Las heridas de guerra tras doce años de esclavitud
Yolanda Morales
@MoralesPerjour
miércoles, 26 de noviembre de 2014, 08:16 h (CET)
La semana pasada, aparece un señor de 73 años por el Albergue Comarcal de Valle Colino, en la isla de Tenerife, para entregar a su querida perra cazadora de 12 años, que había enfermado repentinamente “de un día para otro”. La perra, totalmente blanca y con las tetas hechas pellejo de haber parido tranquilamente veinte veces, tenía un absceso desde los dientes hasta la parte superior de lo que en algún momento había sido su ojo. Tenía la cara absolutamente deformada, cual papa. Llevaba dos semanas sin comer a causa del dolor. Presentaba desnutrición severa, caquexia, filaria y un soplo en el corazón. Todo un drama que el albergue no tardó en difundir por las redes sociales bajo el caso de “Santa”. Increíblemente, el cazador fue denunciado por la FECAPAP (Federación Canaria de Asociaciones de Animales y Plantas) y acusado de un delito de maltrato animal, enfrentándose a una sanción económica.

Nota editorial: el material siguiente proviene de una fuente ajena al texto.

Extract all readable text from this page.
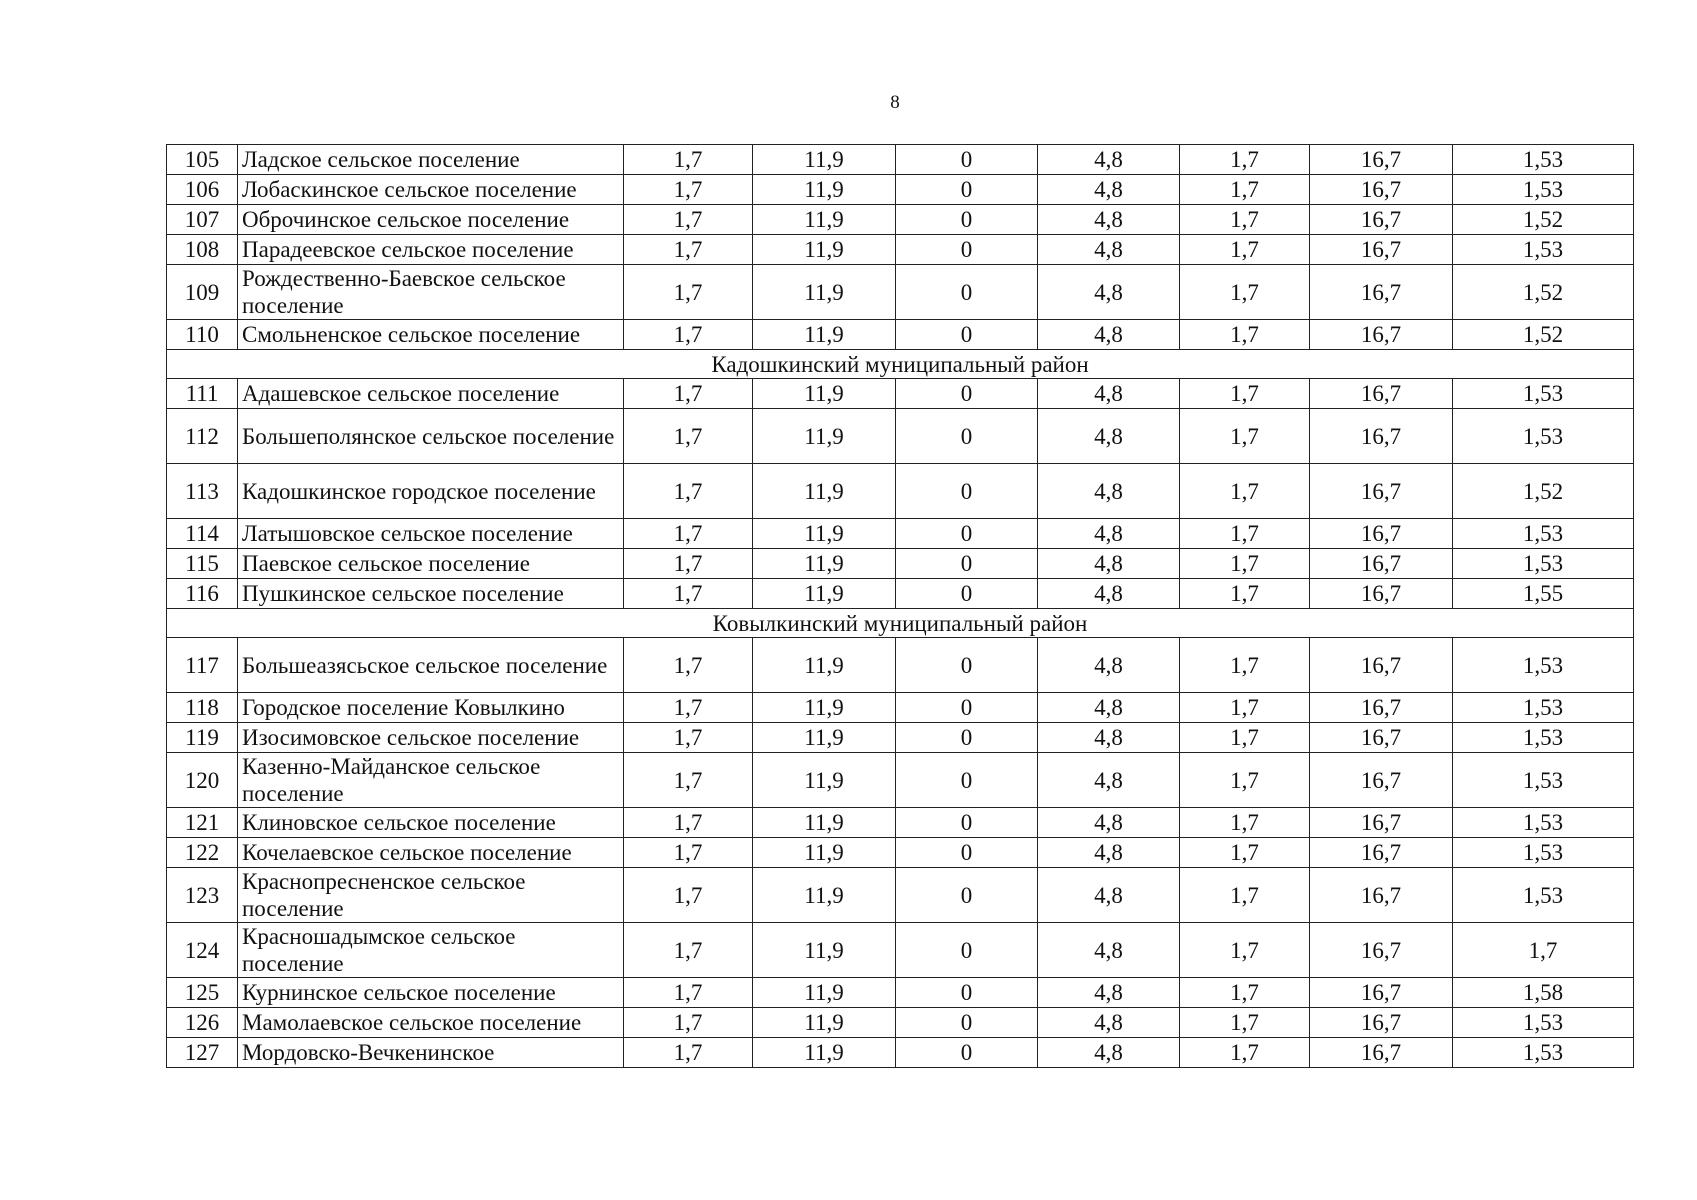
8
105	Ладское сельское поселение	1,7	11,9	0	4,8	1,7	16,7	1,53
106	Лобаскинское сельское поселение	1,7	11,9	0	4,8	1,7	16,7	1,53
107	Оброчинское сельское поселение	1,7	11,9	0	4,8	1,7	16,7	1,52
108	Парадеевское сельское поселение	1,7	11,9	0	4,8	1,7	16,7	1,53
109	Рождественно-Баевское сельское поселение	1,7	11,9	0	4,8	1,7	16,7	1,52
110	Смольненское сельское поселение	1,7	11,9	0	4,8	1,7	16,7	1,52
Кадошкинский муниципальный район								
111	Адашевское сельское поселение	1,7	11,9	0	4,8	1,7	16,7	1,53
112	Большеполянское сельское поселение	1,7	11,9	0	4,8	1,7	16,7	1,53
113	Кадошкинское городское поселение	1,7	11,9	0	4,8	1,7	16,7	1,52
114	Латышовское сельское поселение	1,7	11,9	0	4,8	1,7	16,7	1,53
115	Паевское сельское поселение	1,7	11,9	0	4,8	1,7	16,7	1,53
116	Пушкинское сельское поселение	1,7	11,9	0	4,8	1,7	16,7	1,55
Ковылкинский муниципальный район								
117	Большеазясьское сельское поселение	1,7	11,9	0	4,8	1,7	16,7	1,53
118	Городское поселение Ковылкино	1,7	11,9	0	4,8	1,7	16,7	1,53
119	Изосимовское сельское поселение	1,7	11,9	0	4,8	1,7	16,7	1,53
120	Казенно-Майданское сельское поселение	1,7	11,9	0	4,8	1,7	16,7	1,53
121	Клиновское сельское поселение	1,7	11,9	0	4,8	1,7	16,7	1,53
122	Кочелаевское сельское поселение	1,7	11,9	0	4,8	1,7	16,7	1,53
123	Краснопресненское сельское поселение	1,7	11,9	0	4,8	1,7	16,7	1,53
124	Красношадымское сельское поселение	1,7	11,9	0	4,8	1,7	16,7	1,7
125	Курнинское сельское поселение	1,7	11,9	0	4,8	1,7	16,7	1,58
126	Мамолаевское сельское поселение	1,7	11,9	0	4,8	1,7	16,7	1,53
127	Мордовско-Вечкенинское	1,7	11,9	0	4,8	1,7	16,7	1,53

La impresión de las primeras imágenes que llegan del estado de la perra a nuestros ordenadores es realmente impactante, pues parecen ser fruto de una brutal golpiza. En menos de un día, toda la isla de Tenerife conocía los hechos; a los tres días, todas las asociaciones Animalistas y pro Galgos y Podencos se hacían eco de la noticia. En cinco días, Santa había recibido tantas donaciones y regalos como todos los perros del albergue juntos, varias peticiones de acogida (incluso fuera de las islas) y varios adoptantes. Se había convertido en la perra más querida y seguida en las redes sociales, y su caso se había proclamado como el primero en ser penalizado en su municipio de residencia (San Cristóbal de La Laguna). Todo un acontecimiento y a la vez una victoria en el mundo animalista, sin duda.

Pero existen cosas que una “ola de sensibilidad” no cambia: cada semana, en nuestro país son sacrificados de dos a tres mil perros en los “Centros de Control Canino”, y no hablo de perros viejos, enfermos ni agresivos... Hablo de cachorros y adultos jóvenes y sanos, generalmente mestizos. Y eso sin contar los gatos y otros domésticos, ni muchísimo menos los destinados al consumo cárnico. ¡Y aún hay gente que me pregunta si esto es legal! ¿Sabías que en España hay albergues que comisionan por sacrificio y no por adopción?

De pronto, todos somos activistas. Todos nos sentimos súper llenos llamando para preguntar cómo está la perra, todos nos emocionamos leyendo las actualizaciones de su estado de salud. Todos somos ecologistas e incluso nos planteamos dejar la carne. Todos somos unos luchadores durante los días que dura la noticia.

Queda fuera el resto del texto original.